Even a well-developed investment plan can fail for reasons that have nothing to do with investments. It could fail because the family breadwinner dies prematurely and doesn’t have enough life insurance to cover her loved ones. Or it could fail because of an auto accident that results in a large judgment, and there’s insufficient liability insurance in the form of an umbrella policy.
This is why it’s critical to integrate an investment plan into an overall estate, tax, and risk management (insurance) plan. One area of concern that is all-too-often overlooked in the need for long-term care insurance (LTCI).
According to a survey by Sun Life Financial, there’s a major disconnect between people’s need for LTCI and the preparation for that need. While just 36 percent of those surveyed believed that they would need such insurnance, it’s estimated that at least 60 percent of people over age 65 will require some long-term care services at some point in their lives. The survey also found that 84 percent said they don’t feel financially prepared for LTCI.

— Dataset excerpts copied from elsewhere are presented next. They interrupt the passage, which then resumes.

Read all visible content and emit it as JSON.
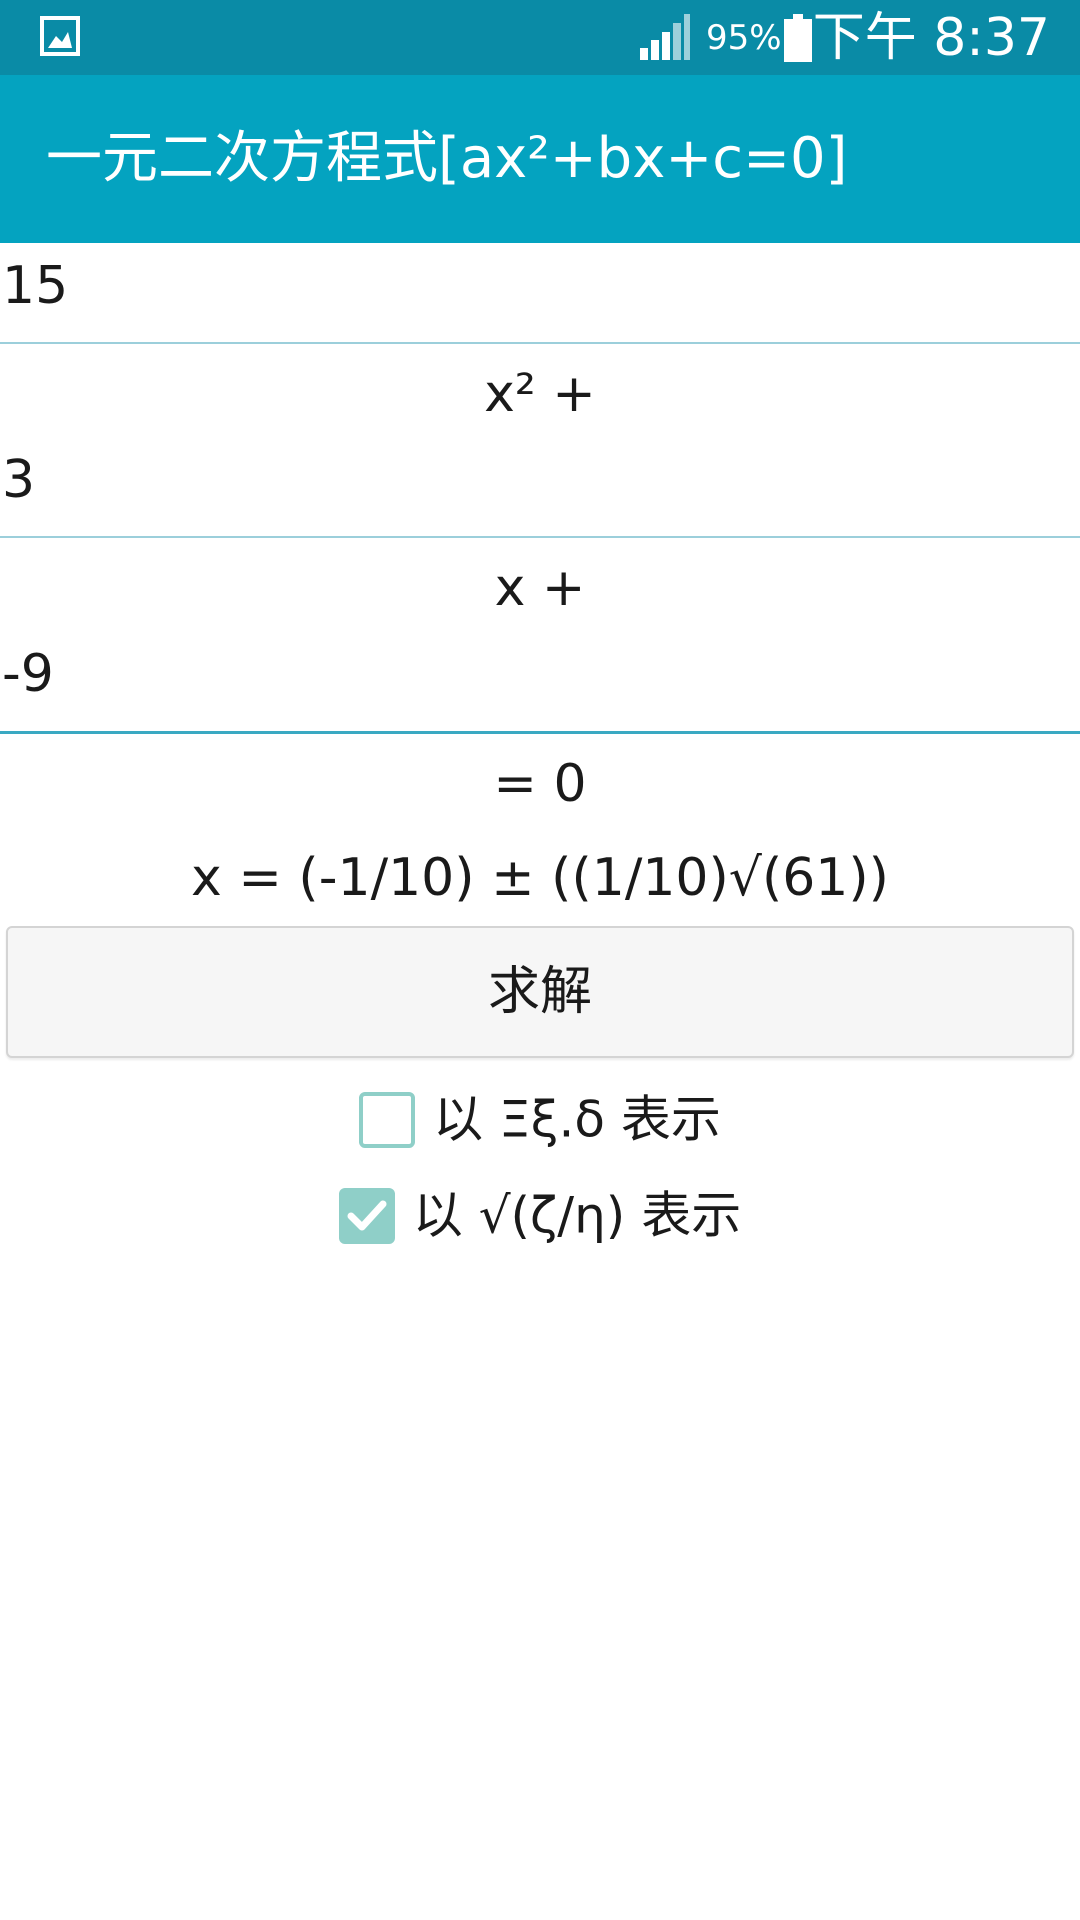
{
  "status_bar": {
    "battery_percent": "95%",
    "time": "下午 8:37",
    "icons": [
      "gallery-icon",
      "signal-icon",
      "battery-icon"
    ]
  },
  "app_bar": {
    "title": "一元二次方程式[ax²+bx+c=0]"
  },
  "equation": {
    "a_value": "15",
    "a_suffix": "x² +",
    "b_value": "3",
    "b_suffix": "x +",
    "c_value": "-9",
    "c_suffix": "= 0",
    "result": "x = (-1/10) ± ((1/10)√(61))"
  },
  "solve_button": {
    "label": "求解"
  },
  "options": [
    {
      "label": "以 Ξξ.δ 表示",
      "checked": false
    },
    {
      "label": "以 √(ζ/η) 表示",
      "checked": true
    }
  ],
  "colors": {
    "status_bar": "#0a8ba6",
    "app_bar": "#04a3c0",
    "field_underline": "#9ccfdb",
    "checkbox": "#8fcfc8"
  }
}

And this is almost surely an understatement for two reasons. First, contrary to what many people believe, Medicare and private health insurance programs don’t pay for the majority of long-term care services that most people eventually need, such as help with personal care such as dressing or using the bathroom independently. Second, when asked to estimate how much costs would increase by 2030, the average estimate put the figure at 56 percent. Based on historical data, by contrast, the costs are estimated to rise 123 percent.